図3a 感染方法 図3b 同じ症状を持つ別のウイルスを生成 図3c 元のウイルスがワクチンによって駆逐されても、症状が残り、また別のウイルスが……。
【ミューテーションウイルスの感染経路】

 とはいえ、同じ症状を持つウイルスですから、プログラムのコードすべてが変わるわけではないので、「見つけにくい」だけで、発見が不可能なわけではありません。また、ミューテーション型機能を持つウイルス自体それほど数が多いわけではなく、既存のものであれば、ワクチンソフトを導入している環境での感染の心配はほとんどないでしょう。問題は新種ウイルスとして登場した場合の話で、こうなるとワクチンソフトをインストールしてある環境でも安全とは言い切れなくなります。また、ミューテーション型のウイルスは、実態が完全に明らかになっているものが少なく、いつ突然新症状を発病するかわかりません。また、何度かこの連載で紹介している「WORM_HYBRIS」も「半」ミューテーション型ウイルスで、プラグインを組み込む機能を持つというまれな症状を持つため、恐ろしい存在です。

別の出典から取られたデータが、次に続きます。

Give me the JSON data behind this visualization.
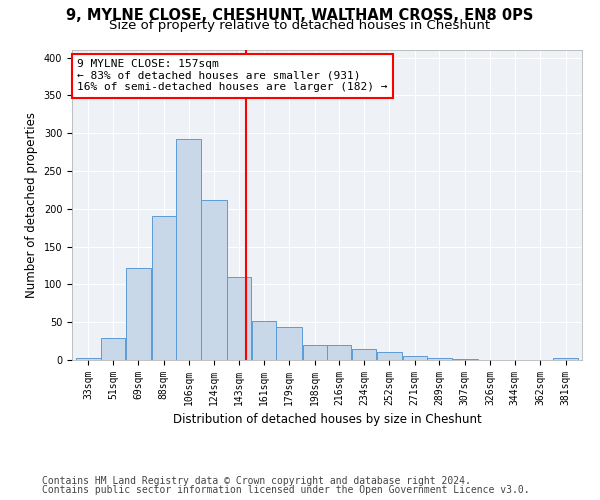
{
  "title1": "9, MYLNE CLOSE, CHESHUNT, WALTHAM CROSS, EN8 0PS",
  "title2": "Size of property relative to detached houses in Cheshunt",
  "xlabel": "Distribution of detached houses by size in Cheshunt",
  "ylabel": "Number of detached properties",
  "bar_color": "#c8d8e8",
  "bar_edge_color": "#5b9bd5",
  "vline_x": 157,
  "vline_color": "red",
  "annotation_line1": "9 MYLNE CLOSE: 157sqm",
  "annotation_line2": "← 83% of detached houses are smaller (931)",
  "annotation_line3": "16% of semi-detached houses are larger (182) →",
  "bins": [
    33,
    51,
    69,
    88,
    106,
    124,
    143,
    161,
    179,
    198,
    216,
    234,
    252,
    271,
    289,
    307,
    326,
    344,
    362,
    381,
    399
  ],
  "bar_heights": [
    3,
    29,
    122,
    190,
    292,
    211,
    110,
    51,
    44,
    20,
    20,
    14,
    10,
    5,
    3,
    1,
    0,
    0,
    0,
    3
  ],
  "ylim": [
    0,
    410
  ],
  "yticks": [
    0,
    50,
    100,
    150,
    200,
    250,
    300,
    350,
    400
  ],
  "footer1": "Contains HM Land Registry data © Crown copyright and database right 2024.",
  "footer2": "Contains public sector information licensed under the Open Government Licence v3.0.",
  "bg_color": "#eef2f7",
  "title1_fontsize": 10.5,
  "title2_fontsize": 9.5,
  "tick_label_fontsize": 7,
  "axis_label_fontsize": 8.5,
  "footer_fontsize": 7,
  "annotation_fontsize": 8
}
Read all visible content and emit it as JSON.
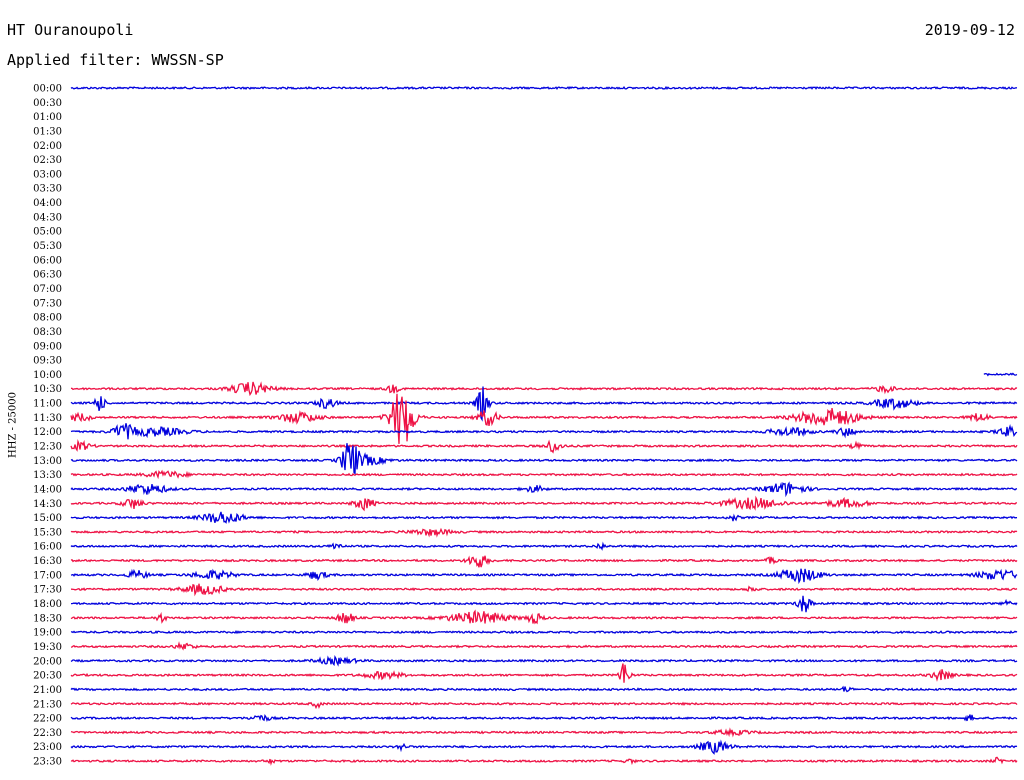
{
  "header": {
    "station": "HT Ouranoupoli",
    "date": "2019-09-12",
    "filter": "Applied filter: WWSSN-SP"
  },
  "channel_label": "HHZ - 25000",
  "colors": {
    "blue": "#0000dd",
    "red": "#ee1144"
  },
  "chart_data": {
    "type": "line",
    "title": "HT Ouranoupoli",
    "subtitle": "Applied filter: WWSSN-SP",
    "ylabel": "HHZ - 25000",
    "y_ticks": [
      "00:00",
      "00:30",
      "01:00",
      "01:30",
      "02:00",
      "02:30",
      "03:00",
      "03:30",
      "04:00",
      "04:30",
      "05:00",
      "05:30",
      "06:00",
      "06:30",
      "07:00",
      "07:30",
      "08:00",
      "08:30",
      "09:00",
      "09:30",
      "10:00",
      "10:30",
      "11:00",
      "11:30",
      "12:00",
      "12:30",
      "13:00",
      "13:30",
      "14:00",
      "14:30",
      "15:00",
      "15:30",
      "16:00",
      "16:30",
      "17:00",
      "17:30",
      "18:00",
      "18:30",
      "19:00",
      "19:30",
      "20:00",
      "20:30",
      "21:00",
      "21:30",
      "22:00",
      "22:30",
      "23:00",
      "23:30"
    ],
    "grid": false,
    "traces": [
      {
        "row": 0,
        "start": 0.0,
        "end": 1.0,
        "bursts": []
      },
      {
        "row": 20,
        "start": 0.965,
        "end": 1.0,
        "bursts": []
      },
      {
        "row": 21,
        "start": 0.0,
        "end": 1.0,
        "bursts": [
          [
            0.19,
            6,
            0.02
          ],
          [
            0.34,
            4,
            0.006
          ],
          [
            0.86,
            3,
            0.01
          ]
        ]
      },
      {
        "row": 22,
        "start": 0.0,
        "end": 1.0,
        "bursts": [
          [
            0.03,
            9,
            0.005
          ],
          [
            0.27,
            5,
            0.01
          ],
          [
            0.435,
            16,
            0.006
          ],
          [
            0.87,
            5,
            0.02
          ]
        ]
      },
      {
        "row": 23,
        "start": 0.0,
        "end": 1.0,
        "bursts": [
          [
            0.01,
            4,
            0.01
          ],
          [
            0.24,
            5,
            0.02
          ],
          [
            0.35,
            30,
            0.012
          ],
          [
            0.44,
            8,
            0.01
          ],
          [
            0.8,
            9,
            0.03
          ],
          [
            0.96,
            4,
            0.01
          ]
        ]
      },
      {
        "row": 24,
        "start": 0.0,
        "end": 1.0,
        "bursts": [
          [
            0.055,
            7,
            0.01
          ],
          [
            0.09,
            4,
            0.03
          ],
          [
            0.76,
            4,
            0.02
          ],
          [
            0.82,
            4,
            0.01
          ],
          [
            0.99,
            5,
            0.01
          ]
        ]
      },
      {
        "row": 25,
        "start": 0.0,
        "end": 1.0,
        "bursts": [
          [
            0.01,
            4,
            0.01
          ],
          [
            0.51,
            6,
            0.008
          ],
          [
            0.83,
            3,
            0.005
          ]
        ]
      },
      {
        "row": 26,
        "start": 0.0,
        "end": 1.0,
        "bursts": [
          [
            0.295,
            18,
            0.008
          ],
          [
            0.31,
            5,
            0.02
          ]
        ]
      },
      {
        "row": 27,
        "start": 0.0,
        "end": 1.0,
        "bursts": [
          [
            0.1,
            3,
            0.02
          ]
        ]
      },
      {
        "row": 28,
        "start": 0.0,
        "end": 1.0,
        "bursts": [
          [
            0.08,
            5,
            0.02
          ],
          [
            0.49,
            3,
            0.01
          ],
          [
            0.755,
            6,
            0.02
          ]
        ]
      },
      {
        "row": 29,
        "start": 0.0,
        "end": 1.0,
        "bursts": [
          [
            0.065,
            5,
            0.01
          ],
          [
            0.31,
            6,
            0.01
          ],
          [
            0.72,
            5,
            0.03
          ],
          [
            0.82,
            4,
            0.02
          ]
        ]
      },
      {
        "row": 30,
        "start": 0.0,
        "end": 1.0,
        "bursts": [
          [
            0.16,
            6,
            0.02
          ],
          [
            0.7,
            3,
            0.005
          ]
        ]
      },
      {
        "row": 31,
        "start": 0.0,
        "end": 1.0,
        "bursts": [
          [
            0.38,
            3,
            0.02
          ]
        ]
      },
      {
        "row": 32,
        "start": 0.0,
        "end": 1.0,
        "bursts": [
          [
            0.28,
            4,
            0.005
          ],
          [
            0.56,
            3,
            0.005
          ]
        ]
      },
      {
        "row": 33,
        "start": 0.0,
        "end": 1.0,
        "bursts": [
          [
            0.43,
            7,
            0.01
          ],
          [
            0.74,
            3,
            0.005
          ]
        ]
      },
      {
        "row": 34,
        "start": 0.0,
        "end": 1.0,
        "bursts": [
          [
            0.07,
            4,
            0.01
          ],
          [
            0.15,
            4,
            0.02
          ],
          [
            0.26,
            4,
            0.01
          ],
          [
            0.77,
            7,
            0.02
          ],
          [
            0.98,
            5,
            0.02
          ]
        ]
      },
      {
        "row": 35,
        "start": 0.0,
        "end": 1.0,
        "bursts": [
          [
            0.14,
            5,
            0.02
          ],
          [
            0.72,
            3,
            0.005
          ]
        ]
      },
      {
        "row": 36,
        "start": 0.0,
        "end": 1.0,
        "bursts": [
          [
            0.775,
            10,
            0.006
          ],
          [
            0.99,
            4,
            0.004
          ]
        ]
      },
      {
        "row": 37,
        "start": 0.0,
        "end": 1.0,
        "bursts": [
          [
            0.095,
            4,
            0.005
          ],
          [
            0.29,
            6,
            0.008
          ],
          [
            0.43,
            6,
            0.03
          ],
          [
            0.49,
            5,
            0.008
          ]
        ]
      },
      {
        "row": 38,
        "start": 0.0,
        "end": 1.0,
        "bursts": []
      },
      {
        "row": 39,
        "start": 0.0,
        "end": 1.0,
        "bursts": [
          [
            0.12,
            3,
            0.01
          ]
        ]
      },
      {
        "row": 40,
        "start": 0.0,
        "end": 1.0,
        "bursts": [
          [
            0.28,
            3,
            0.02
          ]
        ]
      },
      {
        "row": 41,
        "start": 0.0,
        "end": 1.0,
        "bursts": [
          [
            0.33,
            3,
            0.02
          ],
          [
            0.585,
            14,
            0.005
          ],
          [
            0.92,
            5,
            0.01
          ]
        ]
      },
      {
        "row": 42,
        "start": 0.0,
        "end": 1.0,
        "bursts": [
          [
            0.82,
            3,
            0.005
          ]
        ]
      },
      {
        "row": 43,
        "start": 0.0,
        "end": 1.0,
        "bursts": [
          [
            0.26,
            3,
            0.005
          ]
        ]
      },
      {
        "row": 44,
        "start": 0.0,
        "end": 1.0,
        "bursts": [
          [
            0.2,
            3,
            0.01
          ],
          [
            0.95,
            3,
            0.005
          ]
        ]
      },
      {
        "row": 45,
        "start": 0.0,
        "end": 1.0,
        "bursts": [
          [
            0.7,
            2,
            0.02
          ]
        ]
      },
      {
        "row": 46,
        "start": 0.0,
        "end": 1.0,
        "bursts": [
          [
            0.35,
            3,
            0.005
          ],
          [
            0.68,
            6,
            0.015
          ]
        ]
      },
      {
        "row": 47,
        "start": 0.0,
        "end": 1.0,
        "bursts": [
          [
            0.21,
            2,
            0.005
          ],
          [
            0.59,
            2,
            0.005
          ],
          [
            0.98,
            3,
            0.005
          ]
        ]
      }
    ]
  }
}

 とにかく、メールで送られてきたファイルは不用意に実行しない、Windows Updateで頻繁にセキュリティのパッチを適用するなど、まめな対策を地道に行うしかないでしょう。

ミューテーションウイルスとその亜種たち

名称
タイプ
発病条件
主な症状
具体例
W2KM_MARKER.B
マクロウイルス
ファイル実行
ファイルの作成/ファイルの変更/壁紙の変更
Word文書ファイル内の標準モジュールである「ThisDocument」内に「Auto_Close」「FileOpen」「Document_Open」「Document_Close」の4つのサブマクロを作成して感染する。
W97M_IIS.E
マクロウイルス
ファイル実行
ファイルの作成
Word文書ファイル内の標準モジュールである「ThisDocument」内に「Document_Open」サブマクロを作成して感染する。感染と拡散のみで、悪質な破壊活動などは行わない。
PE_JIMMY.B
ファイル感染型
ファイル実行
メールの自動送信
感染するとPC内の実行形式ファイルを検索し、まだ感染していないファイルに対して感染した証である書名を残す。艦船と拡散のみで悪質な破壊活動は行わないとされている。
WORM_HYBRIS.A
トロイの木馬型(ワーム型)
ファイル実行
メールの自動送信/プラグインのダウンロード
英語/フランス語/ドイツ語/ポルトガル語のバージョンがある。ウイルス本体が暗号化されている上、複数の暗号パターンを持つ。ニュースグループからプラグインをダウンロードし実行する。
PE_MAGISTR.A
ファイル感染型
ファイル実行
メールの自動送信/不正アクセス/破壊活動
感染すると、デフォルトのMAPI対応メーラを使い、ウイルスをばら撒く。破壊活動を行うが、セキュリティが強化されているWindows 2000以降のOS上では機能しないようになっている。